Research
Reasoning is cheap. Awareness isn't.
Model tiers buy reasoning depth. The context layer buys sight. We measured what happens when a small model finally gets to see the whole change.
Rhei Team4 min read
The question
Frontier reasoning is getting cheaper and more automated by the month. So the interesting question for a coding agent is no longer how smart the model is. It is what the model can see. Can a cheap model do most of the work on a real codebase if the context layer gives it sight? We wanted a real answer, so we ran the work in our own monorepo. Port a Rust module to TypeScript with parity tests. Adopt the ported module in a caller path. Consolidate key formats that had drifted apart. Prove that hashes match across the two languages. These tasks have ground truth. The work either lands or it does not.
What we measured first
We already had one public number. Against RepoPrompt on 15 replayed review sessions, Rhei matched quality on 15 of 15 while using 51.6 percent fewer tokens, 89.6 percent fewer tool calls, and finishing 33.5 percent faster.
That number says the context engine is efficient. It does not say whether efficiency is the same thing as sight.

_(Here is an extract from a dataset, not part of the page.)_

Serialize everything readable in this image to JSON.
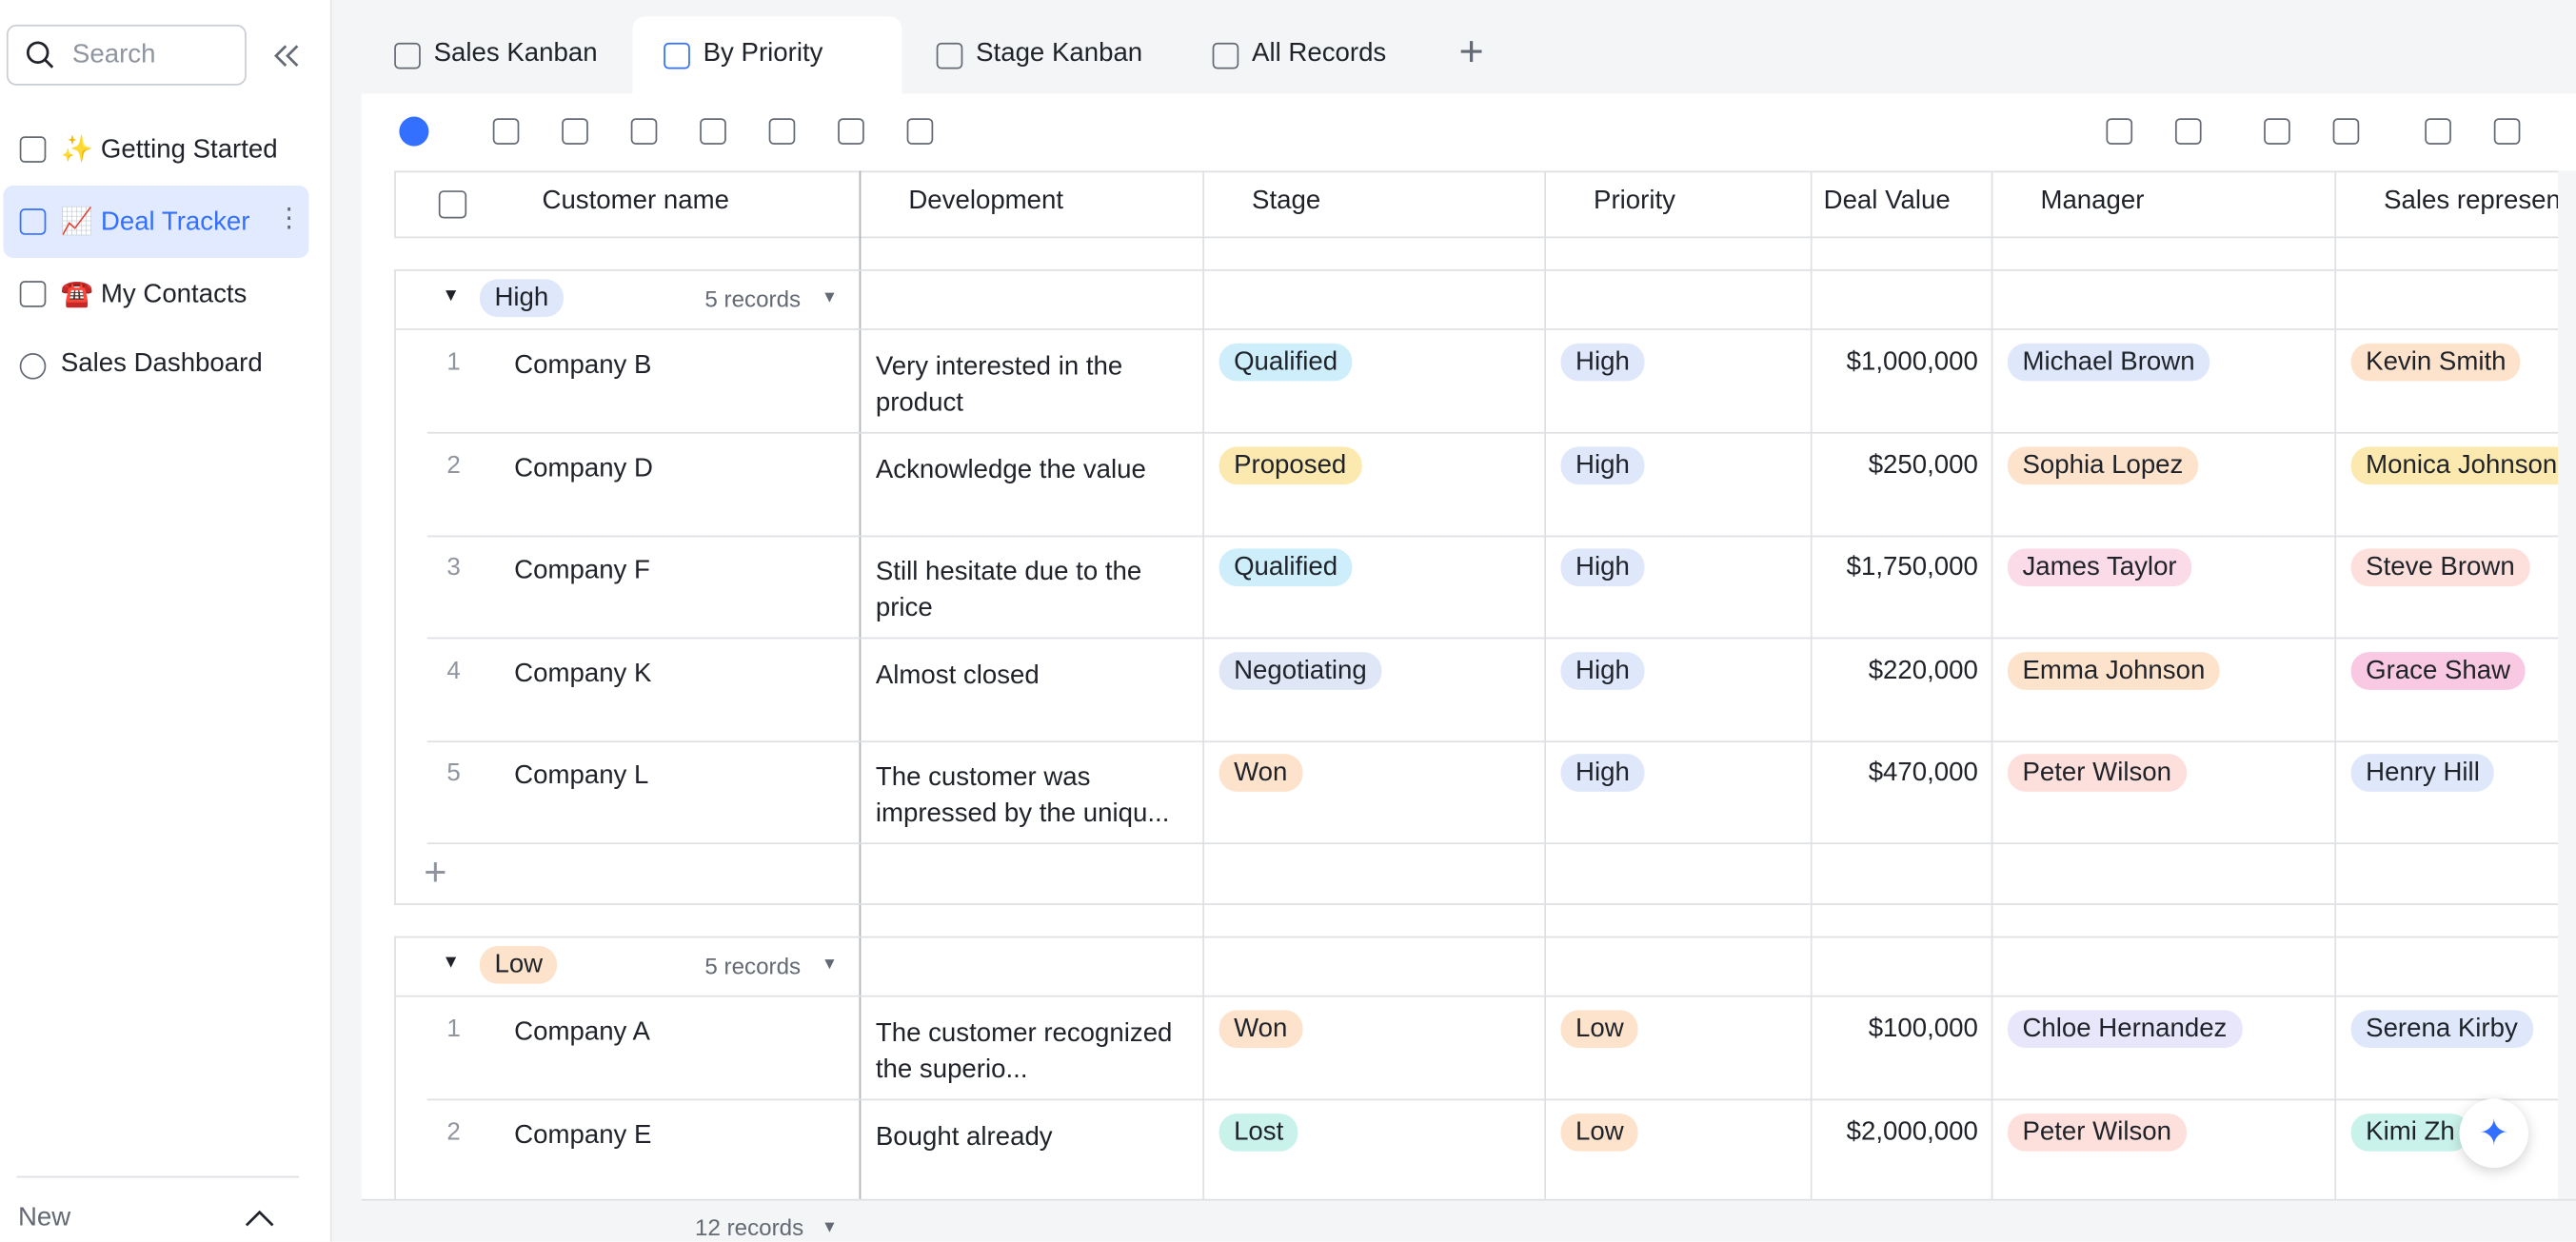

So we ran the harder question: what actually moves quality on a small model.
Reasoning effort didn’t move the needle
The efficiency above is the headline, but it raised a sharper question: if Rhei reaches the same quality for far less, does spending more on reasoning buy anything back? So we ran the same tasks with the model at low reasoning effort and again at high, Rhei feeding both the same context. The outcomes landed in the same range either way. Turning reasoning up did not produce better patches. Once the model could see the right files, more thinking added little.
| Setup | Patch quality | Sample |
|---|---|---|
| Low reasoning effort + Rhei | ~0.64 | 12 reps |
| High reasoning effort + Rhei | ~0.64 | 12 reps |
Same range either way — quality swung more from one run to the next than the effort dial moved it. With context in place, deeper reasoning bought little. One repo, small samples.
Where context is still the work
Cost and reasoning are the solved part. Coverage is not. On greppable, single-surface tasks, finding the right files is easy for anything. The hard case is a wide, ambiguous change — a migration touching files no single search obviously connects. There the risk is not a low score. It is a change that ships quietly half done, with the agent confident it finished.
Not knowing what it did not find is the failure mode no amount of model quality self-detects. That gap is what we are building Rhei to close, and it is where we are still measuring.
What it means
Model tiers buy reasoning depth. The context layer buys sight. A small model that sees the right files behaves like a bigger one, and a big model that cannot see the edges of a change is still guessing.
This is why we think awareness, not raw reasoning, is becoming the bottleneck. As models take over more of the execution, depth of thought gets cheaper and more automated, and the constraint moves to what the agent is aware of: the files it must touch, the call sites it must not miss, the prior work it should reuse. Reasoning is cheap. Awareness isn’t.
The numbers here are small: a handful of tasks, one repository, single runs unless noted. We publish them as a direction, not a verdict, because the direction is already clear. Reasoning is getting cheap, and what the model can see is what is left to win.